The times, they really are a-changing

In a compelling session at the Natural Products Live talks (part of Natural & Organic Products Europe), organic food pioneer Craig Sams announced the shocking news that World War III was upon us.

But this was a world war we should all welcome, said Sams – this was a world war against climate change, which, he argued, was now the biggest single threat to humankind.

Sams argued that “from a historical perspective things have changed dramatically in the past few years”. The wind was now “in the sails of the environment movement”.

From carbon accounting to soil rehab to the great GMO backlash, the end of financial crime to the end-game for antibiotics and pesticides, the rise of vegetarianism to the freedom to use preventative natural medicine – the times they were indeed a-changing.

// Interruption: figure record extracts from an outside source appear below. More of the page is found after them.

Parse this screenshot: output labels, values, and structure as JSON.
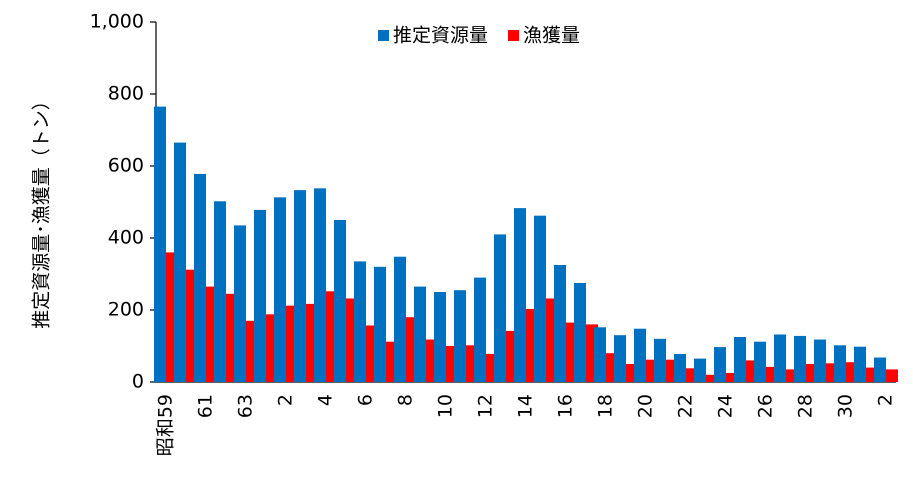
{
  "chart_data": {
    "type": "bar",
    "y_label": "推定資源量･漁獲量（トン）",
    "categories": [
      "昭和59",
      null,
      "61",
      null,
      "63",
      null,
      "2",
      null,
      "4",
      null,
      "6",
      null,
      "8",
      null,
      "10",
      null,
      "12",
      null,
      "14",
      null,
      "16",
      null,
      "18",
      null,
      "20",
      null,
      "22",
      null,
      "24",
      null,
      "26",
      null,
      "28",
      null,
      "30",
      null,
      "2"
    ],
    "series": [
      {
        "name": "推定資源量",
        "color": "#0070c0",
        "values": [
          765,
          665,
          578,
          502,
          435,
          478,
          513,
          533,
          538,
          450,
          335,
          320,
          348,
          265,
          250,
          255,
          290,
          410,
          483,
          462,
          325,
          275,
          152,
          130,
          148,
          120,
          78,
          65,
          97,
          125,
          112,
          132,
          128,
          118,
          102,
          98,
          68
        ]
      },
      {
        "name": "漁獲量",
        "color": "#ff0000",
        "values": [
          360,
          312,
          265,
          245,
          170,
          188,
          212,
          217,
          252,
          232,
          157,
          112,
          180,
          118,
          100,
          102,
          78,
          142,
          203,
          232,
          165,
          160,
          80,
          50,
          62,
          62,
          38,
          20,
          25,
          60,
          42,
          35,
          50,
          52,
          55,
          40,
          35
        ]
      }
    ],
    "ylim": [
      0,
      1000
    ],
    "yticks": [
      0,
      200,
      400,
      600,
      800,
      {
        "value": 1000,
        "label": "1,000"
      }
    ]
  }
}
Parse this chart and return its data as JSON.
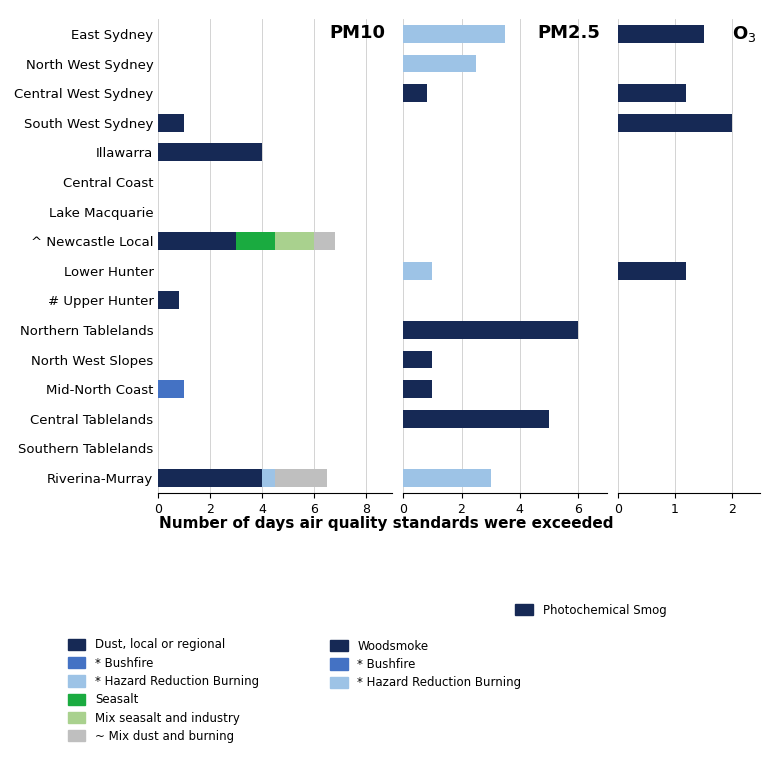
{
  "sites": [
    "East Sydney",
    "North West Sydney",
    "Central West Sydney",
    "South West Sydney",
    "Illawarra",
    "Central Coast",
    "Lake Macquarie",
    "^ Newcastle Local",
    "Lower Hunter",
    "# Upper Hunter",
    "Northern Tablelands",
    "North West Slopes",
    "Mid-North Coast",
    "Central Tablelands",
    "Southern Tablelands",
    "Riverina-Murray"
  ],
  "pm10": {
    "dust": [
      0,
      0,
      0,
      1.0,
      4.0,
      0,
      0,
      3.0,
      0,
      0.8,
      0,
      0,
      0,
      0,
      0,
      4.0
    ],
    "bushfire": [
      0,
      0,
      0,
      0,
      0,
      0,
      0,
      0,
      0,
      0,
      0,
      0,
      1.0,
      0,
      0,
      0
    ],
    "hazard": [
      0,
      0,
      0,
      0,
      0,
      0,
      0,
      0,
      0,
      0,
      0,
      0,
      0,
      0,
      0,
      0.5
    ],
    "seasalt": [
      0,
      0,
      0,
      0,
      0,
      0,
      0,
      1.5,
      0,
      0,
      0,
      0,
      0,
      0,
      0,
      0
    ],
    "mix_seasalt": [
      0,
      0,
      0,
      0,
      0,
      0,
      0,
      1.5,
      0,
      0,
      0,
      0,
      0,
      0,
      0,
      0
    ],
    "mix_dust": [
      0,
      0,
      0,
      0,
      0,
      0,
      0,
      0.8,
      0,
      0,
      0,
      0,
      0,
      0,
      0,
      2.0
    ]
  },
  "pm25": {
    "woodsmoke": [
      0,
      0,
      0.8,
      0,
      0,
      0,
      0,
      0,
      0,
      0,
      6.0,
      1.0,
      1.0,
      5.0,
      0,
      0
    ],
    "bushfire": [
      0,
      0,
      0,
      0,
      0,
      0,
      0,
      0,
      0,
      0,
      0,
      0,
      0,
      0,
      0,
      0
    ],
    "hazard": [
      3.5,
      2.5,
      0,
      0,
      0,
      0,
      0,
      0,
      1.0,
      0,
      0,
      0,
      0,
      0,
      0,
      3.0
    ]
  },
  "o3": {
    "photochem": [
      1.5,
      0,
      1.2,
      2.0,
      0,
      0,
      0,
      0,
      1.2,
      0,
      0,
      0,
      0,
      0,
      0,
      0
    ]
  },
  "colors": {
    "dust": "#162955",
    "bushfire_pm10": "#4472c4",
    "hazard_pm10": "#9dc3e6",
    "seasalt": "#1aab40",
    "mix_seasalt": "#a9d18e",
    "mix_dust": "#bfbfbf",
    "woodsmoke": "#162955",
    "bushfire_pm25": "#4472c4",
    "hazard_pm25": "#9dc3e6",
    "photochem": "#162955"
  },
  "title": "Number of days air quality standards were exceeded",
  "pm10_label": "PM10",
  "pm25_label": "PM2.5",
  "o3_label": "O$_3$",
  "pm10_xlim": [
    0,
    9
  ],
  "pm25_xlim": [
    0,
    7
  ],
  "o3_xlim": [
    0,
    2.5
  ],
  "pm10_xticks": [
    0,
    2,
    4,
    6,
    8
  ],
  "pm25_xticks": [
    0,
    2,
    4,
    6
  ],
  "o3_xticks": [
    0,
    1,
    2
  ],
  "legend_col1": [
    {
      "label": "Dust, local or regional",
      "color": "#162955"
    },
    {
      "label": "* Bushfire",
      "color": "#4472c4"
    },
    {
      "label": "* Hazard Reduction Burning",
      "color": "#9dc3e6"
    },
    {
      "label": "Seasalt",
      "color": "#1aab40"
    },
    {
      "label": "Mix seasalt and industry",
      "color": "#a9d18e"
    },
    {
      "label": "~ Mix dust and burning",
      "color": "#bfbfbf"
    }
  ],
  "legend_col2": [
    {
      "label": "Woodsmoke",
      "color": "#162955"
    },
    {
      "label": "* Bushfire",
      "color": "#4472c4"
    },
    {
      "label": "* Hazard Reduction Burning",
      "color": "#9dc3e6"
    }
  ],
  "legend_col3": [
    {
      "label": "Photochemical Smog",
      "color": "#162955"
    }
  ]
}
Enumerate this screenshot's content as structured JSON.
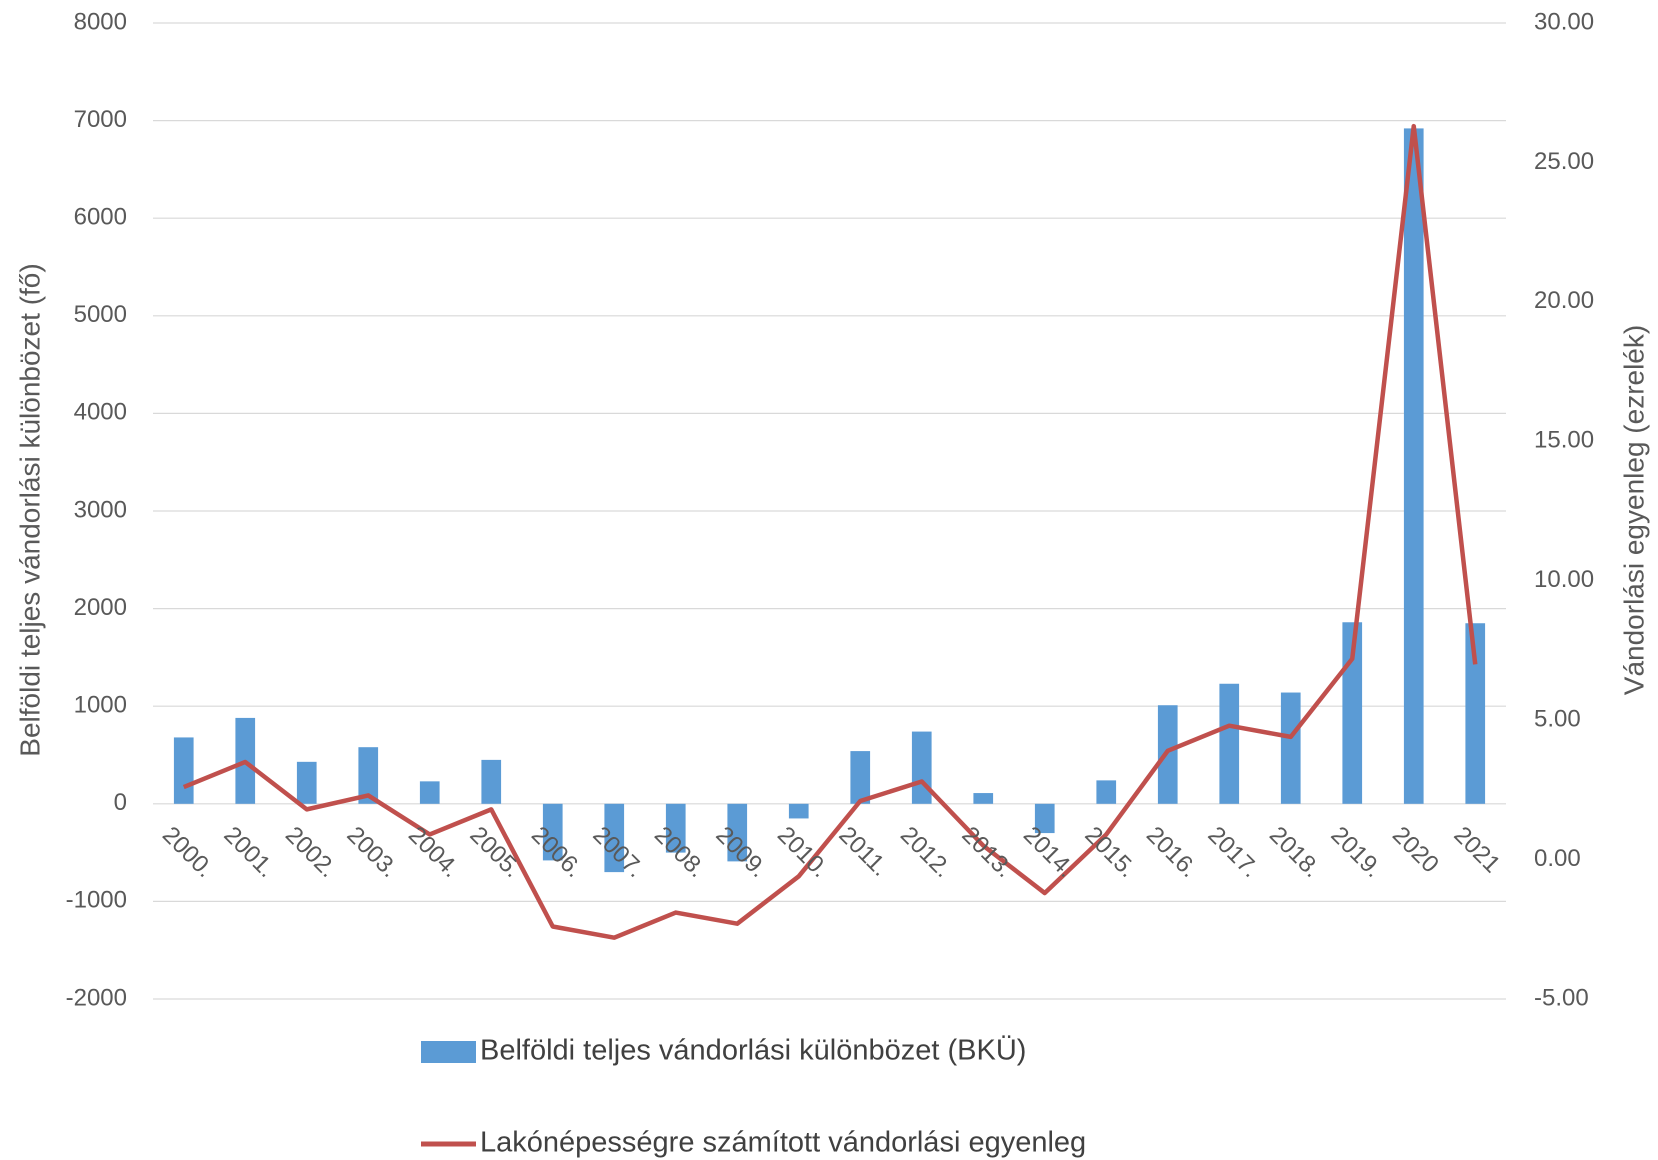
{
  "chart_data": {
    "type": "bar+line",
    "categories": [
      "2000.",
      "2001.",
      "2002.",
      "2003.",
      "2004.",
      "2005.",
      "2006.",
      "2007.",
      "2008.",
      "2009.",
      "2010.",
      "2011.",
      "2012.",
      "2013.",
      "2014.",
      "2015.",
      "2016.",
      "2017.",
      "2018.",
      "2019.",
      "2020",
      "2021"
    ],
    "series": [
      {
        "name": "Belföldi teljes vándorlási különbözet (BKÜ)",
        "type": "bar",
        "color": "#5b9bd5",
        "values": [
          680,
          880,
          430,
          580,
          230,
          450,
          -580,
          -700,
          -500,
          -590,
          -150,
          540,
          740,
          110,
          -300,
          240,
          1010,
          1230,
          1140,
          1860,
          6920,
          1850
        ]
      },
      {
        "name": "Lakónépességre számított vándorlási egyenleg",
        "type": "line",
        "color": "#c0504d",
        "axis": "y2",
        "values": [
          2.6,
          3.5,
          1.8,
          2.3,
          0.9,
          1.8,
          -2.4,
          -2.8,
          -1.9,
          -2.3,
          -0.6,
          2.1,
          2.8,
          0.5,
          -1.2,
          0.9,
          3.9,
          4.8,
          4.4,
          7.2,
          26.3,
          7.0
        ]
      }
    ],
    "ylabel": "Belföldi teljes vándorlási különbözet (fő)",
    "y2label": "Vándorlási egyenleg (ezrelék)",
    "ylim": [
      -2000,
      8000
    ],
    "yticks": [
      -2000,
      -1000,
      0,
      1000,
      2000,
      3000,
      4000,
      5000,
      6000,
      7000,
      8000
    ],
    "y2lim": [
      -5,
      30
    ],
    "y2ticks": [
      {
        "value": -5,
        "label": "-5.00"
      },
      {
        "value": 0,
        "label": "0.00"
      },
      {
        "value": 5,
        "label": "5.00"
      },
      {
        "value": 10,
        "label": "10.00"
      },
      {
        "value": 15,
        "label": "15.00"
      },
      {
        "value": 20,
        "label": "20.00"
      },
      {
        "value": 25,
        "label": "25.00"
      },
      {
        "value": 30,
        "label": "30.00"
      }
    ],
    "grid": true,
    "legend": "bottom"
  }
}
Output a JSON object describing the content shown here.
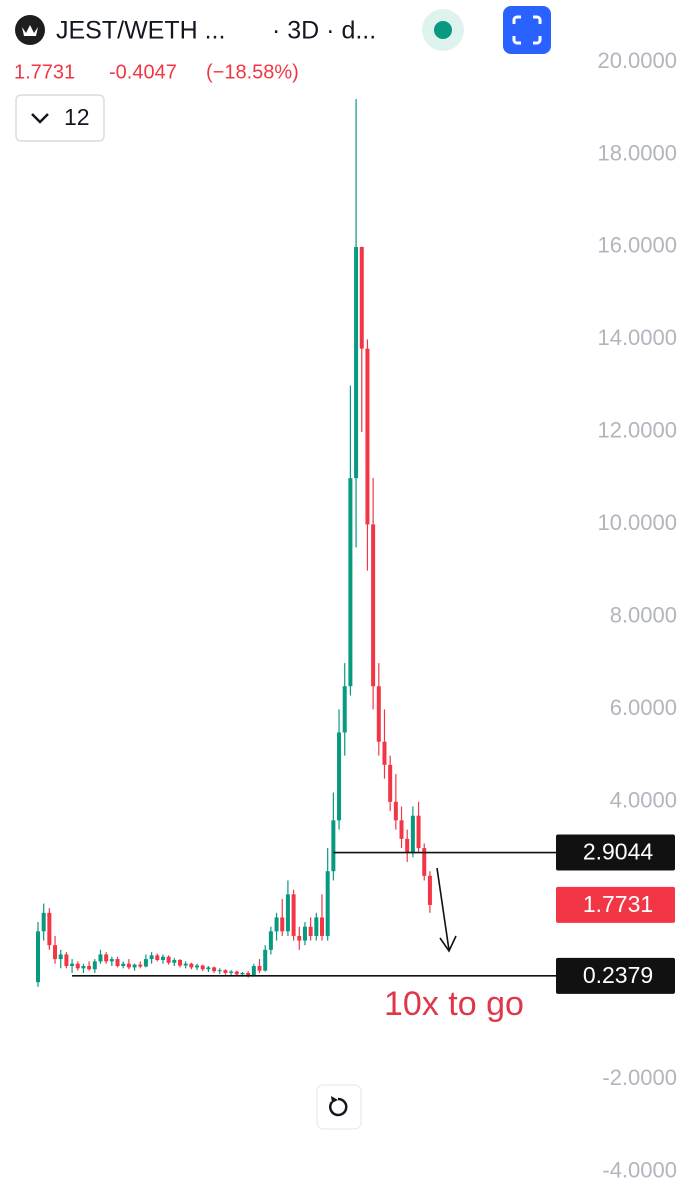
{
  "header": {
    "symbol": "JEST/WETH ...",
    "interval": "· 3D · d...",
    "price": "1.7731",
    "change": "-0.4047",
    "change_pct": "(−18.58%)",
    "indicator_count": "12"
  },
  "chart_data": {
    "type": "candlestick",
    "open": [
      0.1,
      1.2,
      1.6,
      0.9,
      0.6,
      0.7,
      0.45,
      0.5,
      0.4,
      0.45,
      0.38,
      0.55,
      0.7,
      0.55,
      0.6,
      0.45,
      0.5,
      0.42,
      0.48,
      0.44,
      0.6,
      0.68,
      0.58,
      0.65,
      0.52,
      0.58,
      0.46,
      0.5,
      0.42,
      0.46,
      0.38,
      0.42,
      0.34,
      0.36,
      0.3,
      0.33,
      0.27,
      0.3,
      0.24,
      0.45,
      0.35,
      0.8,
      1.2,
      1.5,
      1.2,
      2.0,
      1.1,
      1.0,
      1.3,
      1.1,
      1.5,
      1.1,
      2.5,
      3.6,
      5.5,
      6.5,
      11.0,
      16.0,
      13.8,
      10.0,
      6.5,
      5.3,
      4.8,
      4.0,
      3.6,
      3.2,
      2.9,
      3.7,
      3.0,
      2.4
    ],
    "high": [
      1.4,
      1.8,
      1.7,
      1.1,
      0.8,
      0.75,
      0.6,
      0.55,
      0.5,
      0.55,
      0.6,
      0.8,
      0.75,
      0.65,
      0.65,
      0.55,
      0.6,
      0.5,
      0.55,
      0.7,
      0.75,
      0.72,
      0.7,
      0.68,
      0.62,
      0.6,
      0.55,
      0.52,
      0.5,
      0.48,
      0.45,
      0.44,
      0.4,
      0.38,
      0.36,
      0.35,
      0.32,
      0.34,
      0.5,
      0.6,
      0.9,
      1.3,
      1.6,
      1.9,
      2.3,
      2.1,
      1.3,
      1.4,
      1.5,
      1.6,
      2.0,
      3.0,
      4.2,
      6.0,
      7.0,
      13.0,
      19.2,
      16.0,
      14.0,
      11.0,
      7.0,
      6.0,
      5.0,
      4.6,
      3.9,
      3.4,
      3.9,
      4.0,
      3.1,
      2.5
    ],
    "low": [
      0.0,
      1.0,
      0.8,
      0.5,
      0.4,
      0.4,
      0.3,
      0.35,
      0.3,
      0.35,
      0.3,
      0.5,
      0.5,
      0.45,
      0.42,
      0.4,
      0.38,
      0.35,
      0.4,
      0.42,
      0.5,
      0.55,
      0.5,
      0.48,
      0.45,
      0.42,
      0.4,
      0.38,
      0.36,
      0.34,
      0.32,
      0.3,
      0.28,
      0.26,
      0.25,
      0.24,
      0.22,
      0.2,
      0.22,
      0.3,
      0.33,
      0.7,
      1.0,
      1.1,
      1.1,
      1.0,
      0.8,
      0.9,
      1.0,
      1.0,
      1.0,
      1.0,
      2.3,
      3.4,
      5.0,
      6.3,
      9.5,
      12.0,
      9.0,
      6.0,
      5.0,
      4.5,
      3.8,
      3.4,
      3.0,
      2.7,
      2.8,
      2.9,
      2.3,
      1.6
    ],
    "close": [
      1.2,
      1.6,
      0.9,
      0.6,
      0.7,
      0.45,
      0.5,
      0.4,
      0.45,
      0.38,
      0.55,
      0.7,
      0.55,
      0.6,
      0.45,
      0.5,
      0.42,
      0.48,
      0.44,
      0.6,
      0.68,
      0.58,
      0.65,
      0.52,
      0.58,
      0.46,
      0.5,
      0.42,
      0.46,
      0.38,
      0.42,
      0.34,
      0.36,
      0.3,
      0.33,
      0.27,
      0.3,
      0.24,
      0.45,
      0.35,
      0.8,
      1.2,
      1.5,
      1.2,
      2.0,
      1.1,
      1.0,
      1.3,
      1.1,
      1.5,
      1.1,
      2.5,
      3.6,
      5.5,
      6.5,
      11.0,
      16.0,
      13.8,
      10.0,
      6.5,
      5.3,
      4.8,
      4.0,
      3.6,
      3.2,
      2.9,
      3.7,
      3.0,
      2.4,
      1.77
    ],
    "up_color": "#089981",
    "down_color": "#f23645",
    "ylim": [
      -4.61,
      21.34
    ],
    "yticks": [
      {
        "value": 20,
        "label": "20.0000"
      },
      {
        "value": 18,
        "label": "18.0000"
      },
      {
        "value": 16,
        "label": "16.0000"
      },
      {
        "value": 14,
        "label": "14.0000"
      },
      {
        "value": 12,
        "label": "12.0000"
      },
      {
        "value": 10,
        "label": "10.0000"
      },
      {
        "value": 8,
        "label": "8.0000"
      },
      {
        "value": 6,
        "label": "6.0000"
      },
      {
        "value": 4,
        "label": "4.0000"
      },
      {
        "value": -2,
        "label": "-2.0000"
      },
      {
        "value": -4,
        "label": "-4.0000"
      }
    ],
    "levels": [
      2.9044,
      0.2379
    ],
    "last_price": 1.7731,
    "annotation": "10x to go"
  }
}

One big driver of change would come with mandatory carbon accounting, due to start later this year – this would mean companies would have to file a carbon report with their annual business returns. But  carbon reporting would be just the first step, said Sams – next would come taxation, with a minimum carbon price. It’s a trend, he said, that can be seen across the world – witness new carbon taxes in Australia and California and a string of new carbon exchanges in China – and it’s creating a commercial market in which un-engaged companies and countries would be quickly marginalised.

Soil and forest ‘rehab’ was being taken seriously – and happening. And organic farming (which used half the fossil fuel of industrial farming) and forestry were firmly on the ascendency in the new carbon-linked economy which “will change the way people farm”.

The financial crash of 2007 had exposed disastrous fault-lines in the global banking system and led to root and branch reform. For the first time corporate criminals, not just illegal loggers, were being jailed – there was the real prospect that financial crime could be stopped.

There was growing recognition around the world that pesticides and antibiotics were dramatically losing their effectiveness. “People are waking up to the fact that killing things doesn’t work,” said Sams. Farmers (fruit farmers in particular) were switching to organic methods as they ran out of effective pesticides; conventional medicine had no other curative tools left to use. The true role for natural health approaches would soon be recognised, and temporary obstacles in its way – THMPD, FSD etc – removed out of sheer necessity.

Vegetarianism was on the rise too, said Sams. A largely plant-based diet was the very simple solution to the global health crisis – and the quickest way to rescue a plundered planet. And Bill Gates recently called for a move to vegetarian alternatives.  A citizen-led backlash against GMOs was gathering real momentum around world, and, perhaps most significantly, in America – “where GM labelling will eventually prevail”. Bans on GM planting and imports were being imposed in India, South America, Kenya, Australasia and parts of Europe. On top of this, Sams argued, “genomics can breed better plants than genetic modification – Roundup’s days are numbered.”

“Sams contrasted the the corporate dinosaurs in the arms industry and pharmaceuticals – “decadent, parasitical, dependent on government handouts” – with what he called businesses in the real word which were “changing, moving towards a sustainable business model”

Sams contrasted the the corporate dinosaurs in the arms industry and pharmaceuticals – “decadent, parasitical, dependent on government handouts” – with what he called businesses in the real word which were “changing, moving towards a sustainable business model”. This was partly the result of shareholder pressure but mostly common sense. “Business works best in an environment where the rule of law applies, nobody is bombing your factory or your customers and where the resources that feed your business are sustainable.”

In the new world war – against global warming – the front line troops would be organic farmers, foresters, honest business people and vegetarians. “This industry,” said Sams, “is on the winning side – we have worked to get to this place for decades and now victory is in the horizon”.